22/04/2014
Putin: cittadinanza ai russi che vivono nelle repubbliche ex sovietiche
Mentre l’Ue e gli Stati Uniti impongono sanzioni alla Russia e ad alcuni esponenti dell’establishment di Mosca e il paese viene accerchiato militarmente da ovest, nord ed est da nuove truppe della Nato e degli Stati Uniti, il presidente Vladimir Putin risponde alzando l’asticella dello scontro e proiettando la propria egemonia al di fuori dei confini dello stato russo.
II presidente russo ha infatti approvato un emendamento alla legislazione in vigore in virtù della quale i russofoni e i russi che vivono nelle ex repubbliche sovietiche poi divenute indipendenti dopo lo sfaldamento dell’Urss nel 1991, potranno acquisire la cittadinanza russa con relativa facilità se ne faranno richiesta. Della svolta ha informato oggi lo stesso Cremlino.

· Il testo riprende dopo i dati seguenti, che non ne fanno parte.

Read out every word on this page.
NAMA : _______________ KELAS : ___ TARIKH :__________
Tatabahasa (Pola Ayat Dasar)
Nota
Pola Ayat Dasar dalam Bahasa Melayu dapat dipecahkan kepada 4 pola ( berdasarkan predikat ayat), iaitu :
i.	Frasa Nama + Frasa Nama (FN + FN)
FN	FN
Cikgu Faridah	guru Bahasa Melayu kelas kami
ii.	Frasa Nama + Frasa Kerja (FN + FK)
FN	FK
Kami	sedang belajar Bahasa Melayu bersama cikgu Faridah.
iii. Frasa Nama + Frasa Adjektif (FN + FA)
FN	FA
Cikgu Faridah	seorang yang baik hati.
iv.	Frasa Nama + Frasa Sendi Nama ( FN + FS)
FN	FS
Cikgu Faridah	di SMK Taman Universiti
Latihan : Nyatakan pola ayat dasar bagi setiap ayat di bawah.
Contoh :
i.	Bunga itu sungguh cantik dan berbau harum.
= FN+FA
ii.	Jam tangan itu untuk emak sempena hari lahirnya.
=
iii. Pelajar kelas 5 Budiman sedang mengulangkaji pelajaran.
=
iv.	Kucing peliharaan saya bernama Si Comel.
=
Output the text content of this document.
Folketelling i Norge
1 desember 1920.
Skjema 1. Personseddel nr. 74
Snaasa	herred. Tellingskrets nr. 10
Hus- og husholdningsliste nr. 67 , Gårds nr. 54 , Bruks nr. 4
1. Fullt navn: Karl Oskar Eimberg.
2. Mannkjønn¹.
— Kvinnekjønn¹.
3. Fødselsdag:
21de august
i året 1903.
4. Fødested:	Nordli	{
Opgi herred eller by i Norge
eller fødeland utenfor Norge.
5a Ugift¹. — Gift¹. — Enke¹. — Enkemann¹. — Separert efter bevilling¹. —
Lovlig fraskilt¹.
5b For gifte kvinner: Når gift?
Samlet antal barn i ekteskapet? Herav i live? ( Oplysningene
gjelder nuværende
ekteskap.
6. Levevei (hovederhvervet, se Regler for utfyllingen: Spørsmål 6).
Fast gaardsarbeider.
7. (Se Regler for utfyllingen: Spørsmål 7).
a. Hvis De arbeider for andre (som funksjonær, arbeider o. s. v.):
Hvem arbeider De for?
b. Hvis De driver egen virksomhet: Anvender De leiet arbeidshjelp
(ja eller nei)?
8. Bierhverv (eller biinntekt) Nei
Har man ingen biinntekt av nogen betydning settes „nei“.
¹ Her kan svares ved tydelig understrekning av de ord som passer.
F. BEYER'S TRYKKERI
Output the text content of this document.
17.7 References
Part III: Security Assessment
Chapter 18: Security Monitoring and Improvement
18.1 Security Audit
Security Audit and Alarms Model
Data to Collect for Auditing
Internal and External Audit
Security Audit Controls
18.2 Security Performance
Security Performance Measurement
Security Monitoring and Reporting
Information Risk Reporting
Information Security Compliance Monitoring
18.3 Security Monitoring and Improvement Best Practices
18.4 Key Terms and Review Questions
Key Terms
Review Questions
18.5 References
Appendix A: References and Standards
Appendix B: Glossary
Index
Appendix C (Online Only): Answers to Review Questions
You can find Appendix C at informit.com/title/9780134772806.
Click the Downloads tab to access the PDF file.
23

La norma velocizza la concessione della cittadinanza a tutti coloro che hanno avuto il russo come lingua materna e che hanno vissuto nei territori dell’Unione Sovietica o dell’antico Impero Russo ma al di fuori degli attuali confini di Mosca.
L’emendamento all’attuale legge in materia riduce anche i tempi e le difficoltà dell’iter, stabilendo che ogni richiesta deve essere necessariamente valutata entro tre mesi dalla presentazione. In caso di esito positivo, l’interessato deve rinunciare alla sua precedente cittadinanza ma è previsto che possa contare su alcuni programmi di prima accoglienza ed inserimento lavorativo.
Il presidente ha anche firmato una legge che esige a tutti i lavoratori immigrati che vogliano accedere al paese, tranne agli operai e ai tecnici altamente specializzati, che superino un esame di lingua russa. Inoltre, al momento di richiedere la residenza fissa, temporanea oppure il permesso di lavoro tutti gli stranieri dovranno presentare un certificato che ne attesti la conoscenza della lingua russa, così come delle leggi e della storia della Federazione Russa.
Una svolta che arriva dopo la sparatoria provocata da un gruppo di neonazisti di Pravyi Sektor a Bilbasivka, villaggio a pochi chilometri da Slaviansk, e in conseguenza della quale sono morti a Pasqua tre civili appartenenti alle Milizie Popolari del Donbass e due aggressori. Dopo l’aggressione contro i suoi uomini – dalla quale il governo di Kiev si è furbescamente dissociato – il sindaco di Slaviansk Viaceslav Ponomarev ha chiesto a Putin di inviare truppe “a protezione della popolazione locale russofona” o, se ciò non è possibile, armi perché – ha spiegato – “non ne abbiamo abbastanza mentre i militari ucraini hanno aerei e blindati”. Ponomarev ha inoltre decretato il coprifuoco in tutto il territorio dipendente dalla città di Slaviansk, a tempo indeterminato, da mezzanotte alle sei di mattina.
La svolta di Vladimir Putin di fatto internazionalizza il conflitto in corso dopo il golpe ucraino, facendo sentire ai governanti dei paesi ex sovietici che hanno aderito alla Nato, all’Ue e ai meccanismi di integrazione occidentali una forte pressione, tenendo conto che in alcuni paesi – come le Repubbliche Baltiche ma anche in Moldavia – vivono milioni di cittadini russi e russofoni, discriminati dai rispettivi governi e privati di molti diritti politici e civili.